Have a good go at shooting with the Club Equipment and get used to the feel of a bow and arrows. Once you have done this for a few sessions, and you feel at home with the equipment....then you will need to work out some important basic information to fit you to a set of your own equipment.

  • What You Need To Know to get your own bow and arrow
  • Firstly how long an arrow you will draw/shoot.. This is determined by how long your arms are...and so long as you use a bow that is nice and easy to pull will give you a good starting point for choosing yourself a bow.
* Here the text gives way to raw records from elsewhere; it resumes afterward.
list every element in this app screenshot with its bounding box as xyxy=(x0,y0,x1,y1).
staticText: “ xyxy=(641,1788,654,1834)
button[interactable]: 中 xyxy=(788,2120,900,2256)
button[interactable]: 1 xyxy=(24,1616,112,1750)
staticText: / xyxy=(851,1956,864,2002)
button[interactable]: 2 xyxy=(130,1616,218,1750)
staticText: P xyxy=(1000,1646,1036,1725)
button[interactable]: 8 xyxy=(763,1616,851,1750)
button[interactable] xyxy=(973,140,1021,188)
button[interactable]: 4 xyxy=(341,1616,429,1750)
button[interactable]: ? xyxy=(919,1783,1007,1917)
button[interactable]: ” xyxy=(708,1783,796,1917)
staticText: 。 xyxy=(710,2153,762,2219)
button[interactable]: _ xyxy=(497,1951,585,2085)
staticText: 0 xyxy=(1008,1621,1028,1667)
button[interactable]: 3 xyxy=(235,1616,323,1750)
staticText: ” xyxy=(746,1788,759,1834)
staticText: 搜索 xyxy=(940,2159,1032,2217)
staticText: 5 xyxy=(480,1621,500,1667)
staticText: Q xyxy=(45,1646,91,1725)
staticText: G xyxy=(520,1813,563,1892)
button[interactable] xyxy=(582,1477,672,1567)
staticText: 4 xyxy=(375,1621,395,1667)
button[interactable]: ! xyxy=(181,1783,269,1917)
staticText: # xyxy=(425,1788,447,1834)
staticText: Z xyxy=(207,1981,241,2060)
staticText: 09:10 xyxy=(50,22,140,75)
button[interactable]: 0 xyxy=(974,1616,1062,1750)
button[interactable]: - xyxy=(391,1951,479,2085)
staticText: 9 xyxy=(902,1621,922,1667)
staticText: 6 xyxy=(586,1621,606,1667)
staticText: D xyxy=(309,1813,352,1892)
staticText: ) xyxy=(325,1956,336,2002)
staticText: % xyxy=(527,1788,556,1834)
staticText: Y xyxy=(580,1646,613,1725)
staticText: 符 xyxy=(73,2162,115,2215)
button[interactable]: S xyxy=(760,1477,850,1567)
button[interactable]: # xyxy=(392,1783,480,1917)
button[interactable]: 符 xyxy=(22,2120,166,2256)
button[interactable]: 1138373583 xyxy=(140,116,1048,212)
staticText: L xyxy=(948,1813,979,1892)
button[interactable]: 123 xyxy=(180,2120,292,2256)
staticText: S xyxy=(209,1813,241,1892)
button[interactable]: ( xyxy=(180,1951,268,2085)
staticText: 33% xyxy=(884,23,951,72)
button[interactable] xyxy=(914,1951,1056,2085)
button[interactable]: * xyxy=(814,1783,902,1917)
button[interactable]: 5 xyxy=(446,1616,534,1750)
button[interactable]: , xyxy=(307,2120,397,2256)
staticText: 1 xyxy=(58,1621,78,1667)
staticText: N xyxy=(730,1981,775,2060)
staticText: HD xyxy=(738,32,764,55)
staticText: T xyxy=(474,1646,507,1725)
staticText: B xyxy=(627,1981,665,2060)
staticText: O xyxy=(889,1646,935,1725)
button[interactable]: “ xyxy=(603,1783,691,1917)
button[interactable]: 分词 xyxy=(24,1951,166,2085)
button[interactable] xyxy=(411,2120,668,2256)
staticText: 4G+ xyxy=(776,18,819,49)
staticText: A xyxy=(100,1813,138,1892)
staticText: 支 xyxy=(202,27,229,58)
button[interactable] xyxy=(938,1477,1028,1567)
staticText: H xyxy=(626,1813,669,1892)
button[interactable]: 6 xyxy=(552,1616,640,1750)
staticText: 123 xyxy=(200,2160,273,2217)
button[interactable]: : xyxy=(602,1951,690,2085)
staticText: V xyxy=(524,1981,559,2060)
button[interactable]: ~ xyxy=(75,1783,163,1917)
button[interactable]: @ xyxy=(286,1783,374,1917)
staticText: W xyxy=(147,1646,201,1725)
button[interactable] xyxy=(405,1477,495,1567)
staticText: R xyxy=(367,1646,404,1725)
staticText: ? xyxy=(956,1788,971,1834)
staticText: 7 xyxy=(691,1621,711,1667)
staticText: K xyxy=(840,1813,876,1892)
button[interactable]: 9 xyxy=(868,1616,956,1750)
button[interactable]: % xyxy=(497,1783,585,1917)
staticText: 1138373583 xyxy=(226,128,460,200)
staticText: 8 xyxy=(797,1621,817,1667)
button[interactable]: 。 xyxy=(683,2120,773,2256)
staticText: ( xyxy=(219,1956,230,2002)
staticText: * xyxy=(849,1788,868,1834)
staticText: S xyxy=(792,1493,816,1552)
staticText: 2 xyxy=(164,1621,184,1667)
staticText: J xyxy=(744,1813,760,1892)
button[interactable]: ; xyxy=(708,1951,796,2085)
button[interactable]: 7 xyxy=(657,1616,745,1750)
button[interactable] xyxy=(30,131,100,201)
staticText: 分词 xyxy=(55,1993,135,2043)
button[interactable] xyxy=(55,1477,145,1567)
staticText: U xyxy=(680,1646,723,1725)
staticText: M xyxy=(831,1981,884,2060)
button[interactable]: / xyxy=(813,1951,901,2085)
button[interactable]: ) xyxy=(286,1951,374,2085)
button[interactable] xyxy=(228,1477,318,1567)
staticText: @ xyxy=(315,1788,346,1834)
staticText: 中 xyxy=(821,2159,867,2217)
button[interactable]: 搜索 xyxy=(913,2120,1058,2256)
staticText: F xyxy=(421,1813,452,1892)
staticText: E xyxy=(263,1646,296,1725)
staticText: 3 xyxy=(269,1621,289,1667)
A good rule of thumb is to measure the distance from your chin to the base of you thumb and forefinger when your arm is stretched out sideways inline with your shoulders and your head turned towards your hand that is held out....I hope you can follow that description! Anyway that's how far back you will pull a bow.
  • Secondly what type of archery do you want to enjoy? This may seem a funny question...but there are different bows and different forms of shooting. You can talk to others at your club or to us...and get advice.
  • Thirdly how strong a pull bow have you been using, and about how much do you think you can pull. BEWARE: you should always be thinking ...."now where is this arrow going", and not "how am I going to pull the b***** bow" when you go to shoot an arrow! I have had customers go out of our retail shop having bought a bow they cannot pull or string (the action of putting the string onto the bow)...despite our protests...well suggestions!
  • Finally Select Arrows that suit you and your bow. This can be a little tricky: but with a little thought is easily understood and once you have hold of the idea, doesn't change much for you. The problem is that the Arrow bends as it leaves the bow....and the amount of bend has to be about right so that it flies straight and doesn't hit the bow as it leaves. The tricky bit is that the "bendiness" of the arrow changes for long or short arrows. The charts in our catalogue or in Easton's Arrow Tuning and Maintenance Guide will give you information on this....and we can help if you are unsure.